Every COG talk was delivered to a live audience in less than five minutes. The highest user-rated filmlets in the COG Madison site bubbled up to a site called COG Wisconsin. The tops in COG Wisconsin percolated up into COG Midwest, then COG U.S., and finally the coveted COG World Class. Only viewers who made it through a whole minute of a given clip could vote on it. The voters themselves climbed leaderboards for giving out the most evaluations. In this way, knowledge democratized and sciences went crowdsourced and bite-sized. My own talk topped out at COG Wisconsin, held back from the regional round by thousands of users furious that I could talk about the universe without ever mentioning God.

The organizers for COG MAD 2 sent me an email. I skimmed the first few lines and shot back my regrets, reminding them I’d taken part the last time. Two minutes later, I got a follow-up, clarifying the email I’d rushed through too quickly. They weren’t recruiting me. They wanted Robin Byrne to make a cameo in a talk by Martin Currier on Decoded Neurofeedback.

I was furious. I ran a quarter mile across campus to Currier’s lab. Luckily, the trot left me too winded to attack him when I found him in his office. I did manage to shout, “You stupid shit. We had a deal.”

Currier flinched but held his ground. “I have no idea what you’re talking about.”

“You gave COG my son’s identity.”

“I did no such thing. I never even talked to them!” He pulled out his phone and punched up his email. “Ah. Here they are. They want to know if I would like to join your son onstage.”

The penny dropped for both of us. COG had come straight to me. They had done nothing more than what Dee Ramey and Ova Nova had already done. Discovering the real Jay was now trivial, with so much to go on. My boy was outed.
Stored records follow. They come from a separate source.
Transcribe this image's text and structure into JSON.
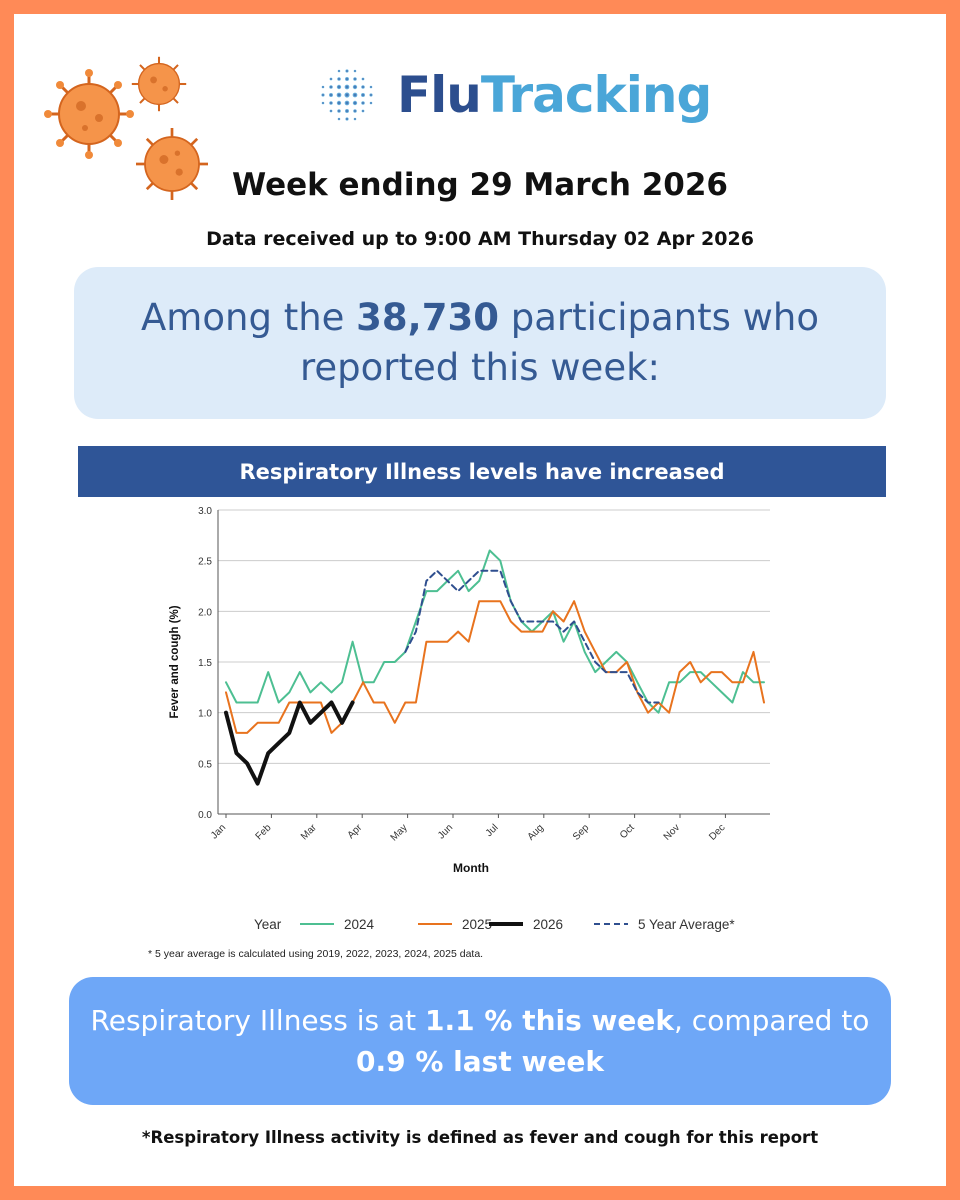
{
  "brand": {
    "logo_part1": "Flu",
    "logo_part2": "Tracking"
  },
  "header": {
    "week_title": "Week ending 29 March 2026",
    "data_received": "Data received up to 9:00 AM Thursday 02 Apr 2026"
  },
  "participants": {
    "prefix": "Among the ",
    "count": "38,730",
    "suffix": " participants who reported this week:"
  },
  "banner": {
    "text": "Respiratory Illness levels have increased"
  },
  "chart_footnote": "* 5 year average is calculated using 2019, 2022, 2023, 2024, 2025 data.",
  "summary": {
    "part1": "Respiratory Illness is at ",
    "bold1": "1.1 % this week",
    "part2": ", compared to ",
    "bold2": "0.9 % last week"
  },
  "definition": "*Respiratory Illness activity is defined as fever and cough for this report",
  "colors": {
    "accent_orange": "#ff8a57",
    "navy": "#2f5597",
    "light_blue_box": "#ddebf9",
    "summary_blue": "#6ea7f7"
  },
  "chart_data": {
    "type": "line",
    "xlabel": "Month",
    "ylabel": "Fever and cough (%)",
    "ylim": [
      0,
      3.0
    ],
    "yticks": [
      "0.0",
      "0.5",
      "1.0",
      "1.5",
      "2.0",
      "2.5",
      "3.0"
    ],
    "xticks": [
      "Jan",
      "Feb",
      "Mar",
      "Apr",
      "May",
      "Jun",
      "Jul",
      "Aug",
      "Sep",
      "Oct",
      "Nov",
      "Dec"
    ],
    "grid": "horizontal",
    "legend_title": "Year",
    "legend_placement": "bottom",
    "series": [
      {
        "name": "2024",
        "color": "#4dbf92",
        "dash": false,
        "width": 2,
        "values": [
          1.3,
          1.1,
          1.1,
          1.1,
          1.4,
          1.1,
          1.2,
          1.4,
          1.2,
          1.3,
          1.2,
          1.3,
          1.7,
          1.3,
          1.3,
          1.5,
          1.5,
          1.6,
          1.9,
          2.2,
          2.2,
          2.3,
          2.4,
          2.2,
          2.3,
          2.6,
          2.5,
          2.1,
          1.9,
          1.8,
          1.9,
          2.0,
          1.7,
          1.9,
          1.6,
          1.4,
          1.5,
          1.6,
          1.5,
          1.3,
          1.1,
          1.0,
          1.3,
          1.3,
          1.4,
          1.4,
          1.3,
          1.2,
          1.1,
          1.4,
          1.3,
          1.3
        ]
      },
      {
        "name": "2025",
        "color": "#e8731e",
        "dash": false,
        "width": 2,
        "values": [
          1.2,
          0.8,
          0.8,
          0.9,
          0.9,
          0.9,
          1.1,
          1.1,
          1.1,
          1.1,
          0.8,
          0.9,
          1.1,
          1.3,
          1.1,
          1.1,
          0.9,
          1.1,
          1.1,
          1.7,
          1.7,
          1.7,
          1.8,
          1.7,
          2.1,
          2.1,
          2.1,
          1.9,
          1.8,
          1.8,
          1.8,
          2.0,
          1.9,
          2.1,
          1.8,
          1.6,
          1.4,
          1.4,
          1.5,
          1.2,
          1.0,
          1.1,
          1.0,
          1.4,
          1.5,
          1.3,
          1.4,
          1.4,
          1.3,
          1.3,
          1.6,
          1.1
        ]
      },
      {
        "name": "2026",
        "color": "#111111",
        "dash": false,
        "width": 4,
        "values": [
          1.0,
          0.6,
          0.5,
          0.3,
          0.6,
          0.7,
          0.8,
          1.1,
          0.9,
          1.0,
          1.1,
          0.9,
          1.1
        ]
      },
      {
        "name": "5 Year Average*",
        "color": "#2f4f8f",
        "dash": true,
        "width": 2,
        "values": [
          null,
          null,
          null,
          null,
          null,
          null,
          null,
          null,
          null,
          null,
          null,
          null,
          null,
          null,
          null,
          null,
          null,
          1.6,
          1.8,
          2.3,
          2.4,
          2.3,
          2.2,
          2.3,
          2.4,
          2.4,
          2.4,
          2.1,
          1.9,
          1.9,
          1.9,
          1.9,
          1.8,
          1.9,
          1.7,
          1.5,
          1.4,
          1.4,
          1.4,
          1.2,
          1.1,
          1.1,
          null,
          null,
          null,
          null,
          null,
          null,
          null,
          null,
          null,
          null
        ]
      }
    ]
  }
}
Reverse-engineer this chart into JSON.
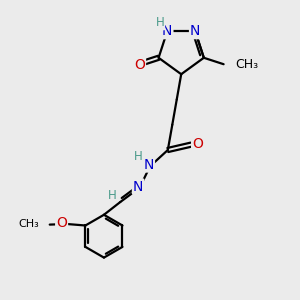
{
  "bg_color": "#ebebeb",
  "atom_colors": {
    "C": "#000000",
    "N": "#0000cc",
    "O": "#cc0000",
    "H": "#4a9a8a"
  },
  "bond_color": "#000000",
  "bond_width": 1.6,
  "font_size_atoms": 10,
  "font_size_small": 8.5,
  "font_size_methyl": 9
}
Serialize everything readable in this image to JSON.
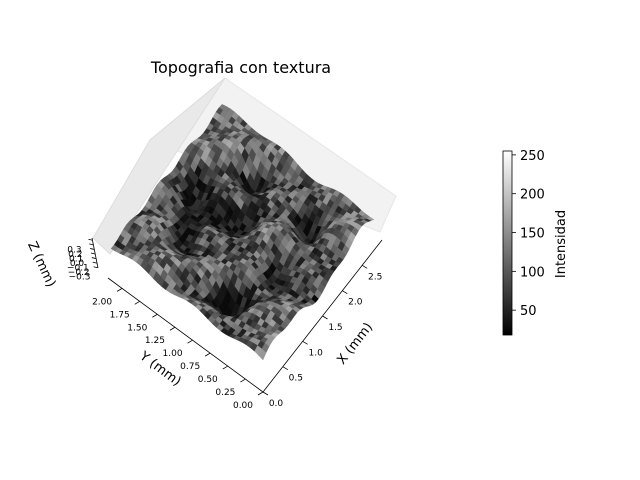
{
  "chart_data": {
    "type": "surface3d",
    "title": "Topografia con textura",
    "xlabel": "X (mm)",
    "ylabel": "Y (mm)",
    "zlabel": "Z (mm)",
    "xlim": [
      0,
      3
    ],
    "ylim": [
      0,
      2.2
    ],
    "zlim": [
      -0.35,
      0.35
    ],
    "x_ticks": [
      "0.0",
      "0.5",
      "1.0",
      "1.5",
      "2.0",
      "2.5"
    ],
    "y_ticks": [
      "0.00",
      "0.25",
      "0.50",
      "0.75",
      "1.00",
      "1.25",
      "1.50",
      "1.75",
      "2.00"
    ],
    "z_ticks": [
      "−0.3",
      "−0.2",
      "−0.1",
      "0.0",
      "0.1",
      "0.2",
      "0.3"
    ],
    "surface_description": "textured surface with grayscale intensity noise and several circular pits",
    "colormap": "gray",
    "colorbar": {
      "label": "Intensidad",
      "range": [
        18,
        255
      ],
      "ticks": [
        "50",
        "100",
        "150",
        "200",
        "250"
      ]
    },
    "grid": false
  }
}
So many ships had sailed.

My hands were shaking. I picked up a logic toy from his desk—a wooden bird you were supposed to free from a nest made of a dozen sliding wooden pieces. The only problem was that nothing wanted to slide. “He has become public property.”

“Yes,” Currier said. For him, it was almost apology. He watched my face, psychologist by training. I was busy proving to my own satisfaction that the bird’s nest was broken and couldn’t be solved. “But he has given a lot of people hope. People are moved by this story.”

“People are moved by gangster films and three-chord songs and commercials for cell phone plans.” I was getting worked up again. Panic did that to me. Currier just studied me, waiting, until I opened my mouth and words came out. “I’ll ask Robin. None of us gets to decide this for him.”

Currier frowned but nodded. Something in me appalled him, and for good reason. I felt as if I were my own son, about to turn ten, seeing through adulthood for the first time.